El pasado lunes se reunió el tercer congreso del Partido Socialista Unido de Venezuela y, fieles a la costumbre de originar sorpresas, propuso el último chasco chavista: “la oración del Delegado”, una parodia del padrenuestro, la oración más emblemática de los cristianos que, según los relatos evangélicos, fue enseñada por el propio Jesús.
Sin temor al ridículo ni al escándalo, algún blasfemo incondicional del socialismo del siglo XXI, propuso en el congreso la parodia del padrenuestro: “Chávez nuestro que estás en el cielo, en la tierra, en el mar y en nosotros los y las delegadas. Santificado sea tu nombre. Venga a nosotros tu legado para llevarlo a los pueblos de aquí y de allá. Danos hoy tu luz para que nos guíe cada día. No nos dejes caer en la tentación del capitalismo…”.El presidente de la Conferencia Episcopal condenó la ocurrencia blasfema y comentó que “la vida de Chávez no fue precisamente la de un santo”.
Alguno de los internautas que comentaba la noticia hacía notar que ni siquiera los más fanáticos se atrevían a defender tan malhadada idea. Y los sociólogos señalan que es una estrategia desesperada de Maduro para mantenerse en el poder prendido a la figura de Chávez.
El culto a la personalidad es el más viejo vicio de los caudillos autoritarios y el intento de divinizarlos es la fórmula perfecta de los esbirros para disfrutar de un poder subalterno. El primer paso es darle a su misión un carácter providencial y sagrado pues, como dijo Borges, “una vez postulada la misión divina del héroe, es inevitable que lo juzguemos (y que él se juzgue) libre de obligaciones humanas”. Todo líder autoritario tiene la propensión a tumbar los límites que impone la ley y convertir sus caprichos en leyes, según la segunda parte de la cita de Borges que establece: “…

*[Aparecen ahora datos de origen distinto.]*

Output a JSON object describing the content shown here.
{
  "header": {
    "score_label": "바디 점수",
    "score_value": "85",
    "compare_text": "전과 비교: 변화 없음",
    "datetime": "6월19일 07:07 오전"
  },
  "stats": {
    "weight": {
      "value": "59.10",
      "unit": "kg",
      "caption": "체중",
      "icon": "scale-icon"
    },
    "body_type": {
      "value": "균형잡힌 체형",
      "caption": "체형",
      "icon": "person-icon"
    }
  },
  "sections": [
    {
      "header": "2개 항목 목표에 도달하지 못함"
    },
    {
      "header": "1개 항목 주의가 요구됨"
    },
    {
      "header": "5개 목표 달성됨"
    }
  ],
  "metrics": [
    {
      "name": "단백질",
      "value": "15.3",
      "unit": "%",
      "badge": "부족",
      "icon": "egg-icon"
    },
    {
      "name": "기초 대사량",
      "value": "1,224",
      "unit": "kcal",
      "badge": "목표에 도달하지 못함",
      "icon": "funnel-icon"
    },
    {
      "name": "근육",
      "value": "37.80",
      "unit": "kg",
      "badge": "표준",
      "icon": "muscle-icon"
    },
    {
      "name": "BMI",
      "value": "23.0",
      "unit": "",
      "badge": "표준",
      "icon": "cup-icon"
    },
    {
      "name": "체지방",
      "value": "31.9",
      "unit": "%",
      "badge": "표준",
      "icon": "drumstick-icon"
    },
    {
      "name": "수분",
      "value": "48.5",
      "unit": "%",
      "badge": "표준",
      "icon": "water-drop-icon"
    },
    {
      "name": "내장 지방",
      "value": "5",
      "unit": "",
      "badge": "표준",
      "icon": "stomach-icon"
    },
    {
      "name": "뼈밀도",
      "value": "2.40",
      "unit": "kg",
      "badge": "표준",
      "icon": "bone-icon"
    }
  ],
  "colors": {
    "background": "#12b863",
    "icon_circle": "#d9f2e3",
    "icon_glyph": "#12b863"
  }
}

Es inevitable también que todo aventurero político se crea héroe y que razone que sus desmanes son prueba fehaciente de que lo es”.
El discurso populista no puede escapar al maniqueísmo, todo lo reduce al juego de buenos y malos, se dedica por un lado a zaherir y envilecer a los opositores y por otro, a glorificar, y divinizar al caudillo. Ha pasado y pasa, con frecuencia, que los subalternos más fanáticos guardan reverencia y dicen todo sí al caudillo. También, ocurre que los subalternos menos fanáticos aprueban y festejan las ocurrencias del caudillo y, al voltear el rostro, se burlan y critican.
La divinización de los caudillos nace de su propia megalomanía, pero, siguiendo la dialéctica del amo y el esclavo de Hegel, no sería posible que multipliquen los desmanes si no tuvieran adulones en su entorno; ni proliferan los adulones donde hay líderes verdaderos que se someten al marco de las leyes y delegan el poder y la responsabilidad.
En democracia no se puede argumentar la obediencia debida para pasar sobre la ley y eludir el castigo.